The cellular overlap between HIF-1α and CA IX in perinecrotic regions indicates that both are regulated by hypoxia in WTs. The localisation of CA IX in areas of tumour necrosis is of particular interest in terms of hypoxia regulation [
15‐
19,
31]. HIF-1α is the key transcriptional regulator of CA IX, and both co-localise in many embryonic and fetal tissues. A lack of co-expression in other tissues, however, indicates that CA IX is only partially regulated by HIF-1α expression.
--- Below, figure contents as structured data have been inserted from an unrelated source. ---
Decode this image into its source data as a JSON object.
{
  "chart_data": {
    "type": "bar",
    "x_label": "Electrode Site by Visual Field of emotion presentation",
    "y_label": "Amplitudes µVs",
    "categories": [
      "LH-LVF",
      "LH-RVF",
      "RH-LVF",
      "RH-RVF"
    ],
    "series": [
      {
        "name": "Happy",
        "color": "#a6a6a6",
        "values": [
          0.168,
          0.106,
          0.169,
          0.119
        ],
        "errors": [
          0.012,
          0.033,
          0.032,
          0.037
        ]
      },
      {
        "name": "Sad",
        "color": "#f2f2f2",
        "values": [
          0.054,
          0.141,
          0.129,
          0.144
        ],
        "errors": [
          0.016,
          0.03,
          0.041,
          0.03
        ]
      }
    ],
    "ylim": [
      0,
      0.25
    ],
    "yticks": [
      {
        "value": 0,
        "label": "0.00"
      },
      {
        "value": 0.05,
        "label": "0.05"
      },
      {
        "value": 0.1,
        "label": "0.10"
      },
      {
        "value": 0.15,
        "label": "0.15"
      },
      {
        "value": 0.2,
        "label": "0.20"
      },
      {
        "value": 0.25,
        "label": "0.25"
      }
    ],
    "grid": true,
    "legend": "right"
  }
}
For example, HIF-1α, but not CA IX, is expressed in the human fetal and adult kidney as detected by immunohistochemistry [
32,
33]. Although a predominant perinecrotic pattern was observed in our study, CA IX was also present in areas distant from necrosis. This partial correlation is likely due to differences in the kinetics of HIF-1α and CA IX. HIF-1α is rapidly induced and degraded within minutes of re-oxygenation, whereas CA IX, induced hours later, is relatively stable and has a half-life of 2-3 days [
34].
HIF-1α and CA IX expression in perivascular areas is in agreement with their regulation by hypoxia-independent-pathways in WT and in line with previous studies of epithelial cancers [
15‐
19,
31]. Mild hypoxia generated in high-density cultures can also increase HIF-1α synthesis and CA IX expression via the phosphatidylinositol 3-kinase (PI-3K) pathway [
35]. Extracellular acidosis, a common feature in tumours, increases HIF-1α protein accumulation and
CA9 transcriptional activity under normoxic conditions [
36]. Additionally, growth factors, such as transforming growth factor-α (TGF-α), can also increase CA IX expression by increasing HIF-1α synthesis [
35] via both the PI-3K and mitogen-activated protein kinase pathways [
4]. In contrast to regulation under hypoxic conditions, which affects all cells by stabilising HIF-1α protein and increasing HIF-1 transactivation function, this regulation is cell-type specific and works mainly by increasing HIF-1α synthesis [
4]. Although neither activating mutations [
37] nor the amplification of EGFR [
38] have been detected, increased TGF-α and EGFR expression is observed in WTs at both the mRNA [
8] and histological levels [
39].
Competing interests
The authors declare that they have no competing interests.
Authors' contributions
PR conceived the study, secured the funding, selected the tumour samples, analysed the RNA expression data and wrote the paper. JVD conducted the assays. JVD and PR assessed the immunolocalisation and analysed the data. LPH performed the statistical analyses and contributed to the writing of the methodology and results sections of the paper. All the authors read and approved the final manuscript.